A study published Wednesday by the New Weather Institute association denounces a large-scale and increasingly advanced “sportswashing”. Not really a surprise, but this note has the merit of quantifying the phenomenon, observed for more than 10 years now.

According to the study, oil and gas giants fund global sport to the tune of €5 billion, through 205 sponsorship deals. Football, motorsports, rugby and golf are among the sports at the forefront, with backers such as Aramco (€1.17 billion), Ineos (€700 million), Shell (€420 million) and TotalEnergies (€305 million).

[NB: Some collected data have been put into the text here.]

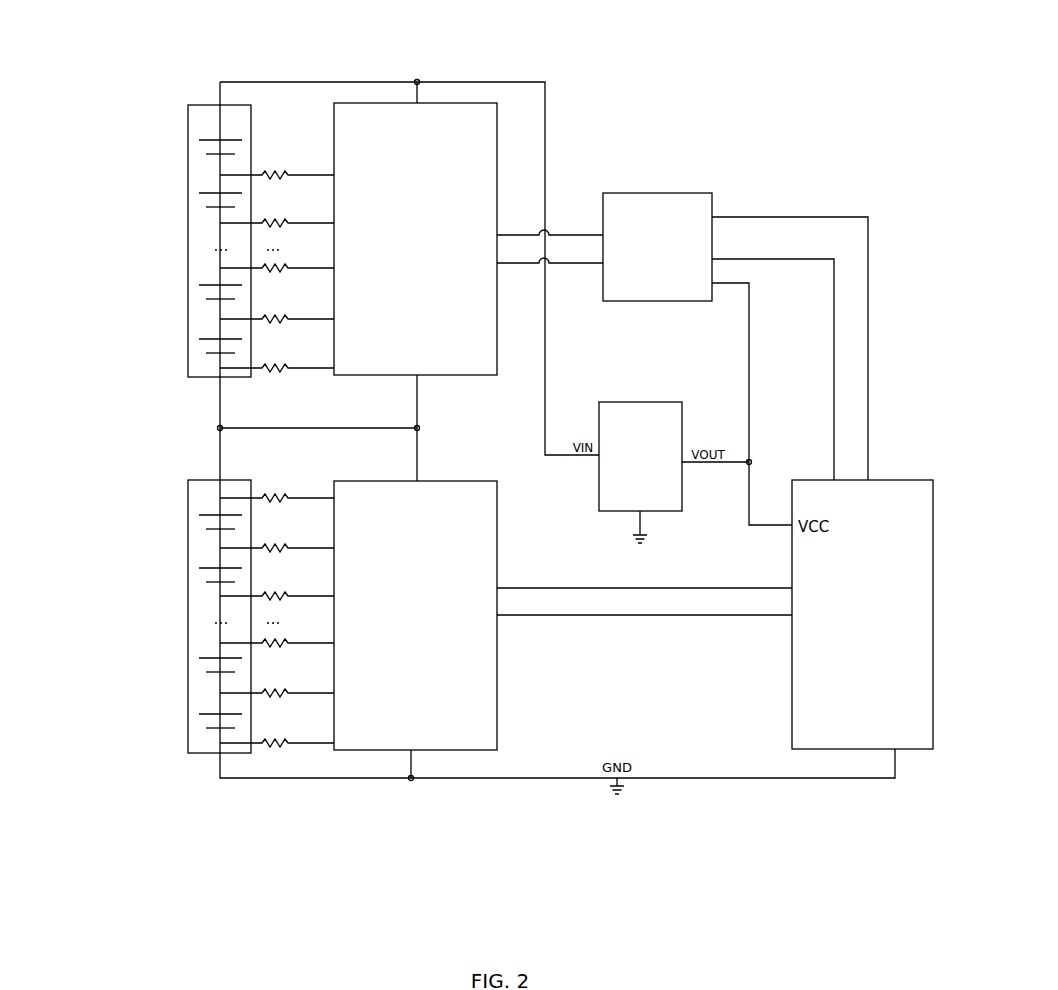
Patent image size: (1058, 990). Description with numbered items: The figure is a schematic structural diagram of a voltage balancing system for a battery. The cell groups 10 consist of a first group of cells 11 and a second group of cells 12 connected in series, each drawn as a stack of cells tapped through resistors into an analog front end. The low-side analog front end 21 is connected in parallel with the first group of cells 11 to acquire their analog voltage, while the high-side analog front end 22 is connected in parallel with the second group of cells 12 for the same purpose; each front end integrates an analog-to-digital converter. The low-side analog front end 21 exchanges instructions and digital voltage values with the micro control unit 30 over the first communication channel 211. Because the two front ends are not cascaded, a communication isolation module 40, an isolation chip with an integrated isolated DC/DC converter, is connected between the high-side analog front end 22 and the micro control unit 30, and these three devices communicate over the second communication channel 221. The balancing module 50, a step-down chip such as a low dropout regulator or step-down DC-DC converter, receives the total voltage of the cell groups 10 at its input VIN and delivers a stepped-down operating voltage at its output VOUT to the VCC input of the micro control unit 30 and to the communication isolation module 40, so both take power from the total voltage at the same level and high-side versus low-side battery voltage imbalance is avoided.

The cell groups 10 is at (112, 403).
The first group of cells 11 is at (193, 538).
The second group of cells 12 is at (190, 368).
The low-side analog front end 21 is at (384, 713).
The high-side analog front end 22 is at (407, 130).
The micro control unit 30 is at (848, 718).
The communication isolation module 40 is at (672, 207).
The balancing module 50 is at (670, 402).
The first communication channel 211 is at (708, 615).
The second communication channel 221 is at (853, 402).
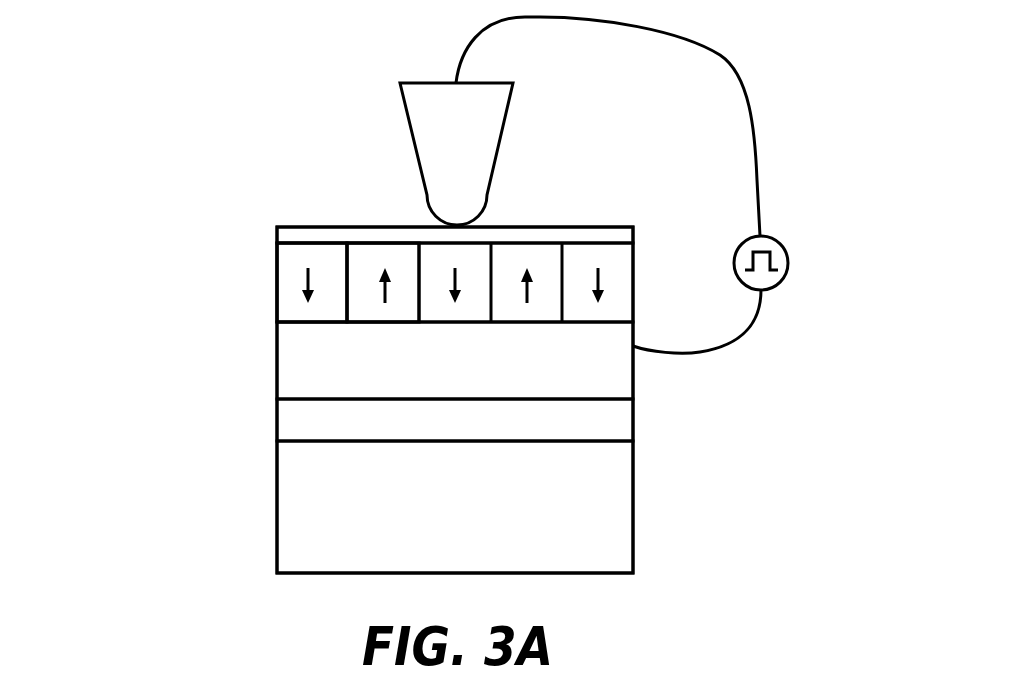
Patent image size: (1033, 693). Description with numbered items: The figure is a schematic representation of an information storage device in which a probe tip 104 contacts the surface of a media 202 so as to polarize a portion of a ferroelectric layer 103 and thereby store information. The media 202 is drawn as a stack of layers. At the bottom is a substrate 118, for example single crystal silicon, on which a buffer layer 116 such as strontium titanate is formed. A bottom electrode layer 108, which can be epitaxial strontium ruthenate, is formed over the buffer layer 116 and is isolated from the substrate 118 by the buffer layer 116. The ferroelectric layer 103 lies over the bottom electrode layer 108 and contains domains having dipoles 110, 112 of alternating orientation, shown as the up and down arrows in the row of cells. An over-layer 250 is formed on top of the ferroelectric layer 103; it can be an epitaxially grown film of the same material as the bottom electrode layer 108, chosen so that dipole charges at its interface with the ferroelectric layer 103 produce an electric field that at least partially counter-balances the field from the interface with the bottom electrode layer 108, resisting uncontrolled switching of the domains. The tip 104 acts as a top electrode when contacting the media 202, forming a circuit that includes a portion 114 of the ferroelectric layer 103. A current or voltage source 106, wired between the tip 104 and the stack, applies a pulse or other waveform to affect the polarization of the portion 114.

The ferroelectric layer 103 is at (277, 205).
The over-layer 250 is at (385, 233).
The portion of the ferroelectric layer 114 is at (618, 262).
The dipole 110 is at (277, 298).
The dipole 112 is at (402, 310).
The bottom electrode layer 108 is at (615, 372).
The buffer layer 116 is at (288, 417).
The substrate 118 is at (605, 473).
The probe tip 104 is at (478, 155).
The current or voltage source 106 is at (789, 255).
The media 202 is at (118, 339).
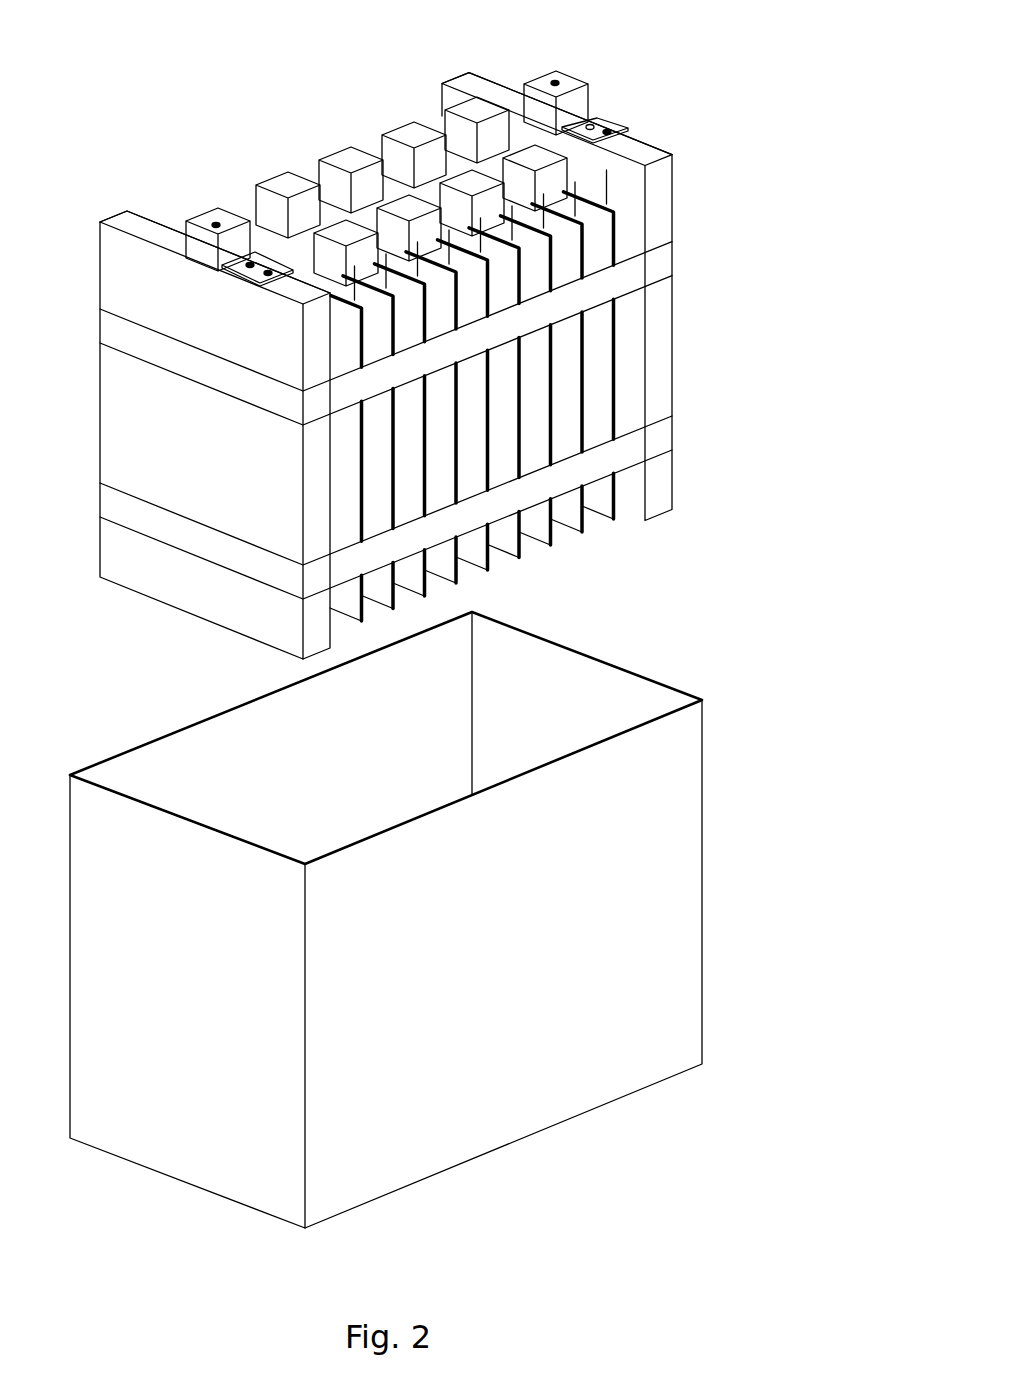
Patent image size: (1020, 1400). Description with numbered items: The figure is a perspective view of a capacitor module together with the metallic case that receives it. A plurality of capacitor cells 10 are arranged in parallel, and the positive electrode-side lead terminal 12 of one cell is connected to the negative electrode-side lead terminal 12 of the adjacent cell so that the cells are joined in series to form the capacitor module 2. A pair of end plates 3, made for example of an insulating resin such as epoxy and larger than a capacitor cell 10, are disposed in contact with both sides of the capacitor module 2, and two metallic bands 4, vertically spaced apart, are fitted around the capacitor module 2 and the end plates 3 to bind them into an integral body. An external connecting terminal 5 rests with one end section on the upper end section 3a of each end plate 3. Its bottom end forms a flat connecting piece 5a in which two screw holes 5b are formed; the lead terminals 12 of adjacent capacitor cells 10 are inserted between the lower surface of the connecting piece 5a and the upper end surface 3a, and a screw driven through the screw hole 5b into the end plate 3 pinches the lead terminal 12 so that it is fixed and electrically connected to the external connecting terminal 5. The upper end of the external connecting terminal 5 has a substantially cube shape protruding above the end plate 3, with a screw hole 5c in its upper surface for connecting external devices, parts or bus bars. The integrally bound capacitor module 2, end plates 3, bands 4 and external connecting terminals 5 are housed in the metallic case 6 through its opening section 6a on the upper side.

The capacitor module 2 is at (245, 192).
The end plate 3 is at (662, 328).
The upper end section of the end plate 3a is at (125, 212).
The metallic band 4 is at (135, 340).
The external connecting terminal 5 is at (578, 64).
The connecting piece 5a is at (250, 286).
The screw hole 5b is at (594, 124).
The screw hole 5c is at (553, 80).
The metallic case 6 is at (386, 920).
The opening section 6a is at (136, 760).
The capacitor cell 10 is at (530, 575).
The lead terminal 12 is at (410, 132).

Summer 2024 was the hottest on record

The oil states of the Near and Middle East are taking up more and more space in the financing of sport, regret the authors of this study called “Dirty money: how sponsorships by fossil fuel companies pollute sport.” And this while the summer of 2024 was the hottest ever recorded on the planet.

To arrive at their results, the authors searched for all the agreements signed in sport by companies linked to fossil fuels, large emitters of greenhouse gases. They identified 205, of which only 41 specify their total amount.

To fill the data gap, the authors then made estimates based on comparisons with similar agreements whose amounts are known for the same sports category or in other sectors (electronics, alcohol, transport), from the SportBusiness database and publicly available sources.

“A threat to the very future of athletes”

The world of sport is no longer spared from questions from the public, politicians or athletes themselves about the impact of this activity on global warming. In 2023, TotalEnergies, sponsor of the Rugby World Cup, for example, had to keep a low profile in Parisian fan zones. The group had already given up on being a sponsor of the 2024 Olympic Games in 2019, following a letter from Mayor Anne Hidalgo addressed to the organizing committee.

“Fossil fuel air pollution” and extreme weather “threaten the very future of athletes, fans and events from the Winter Olympics to the World Cups. If sports are to have a future, they must divest themselves of the dirty money of big polluters and stop promoting their own destruction,” Andrew Simms, co-director of the New Weather Institute, said in a press release.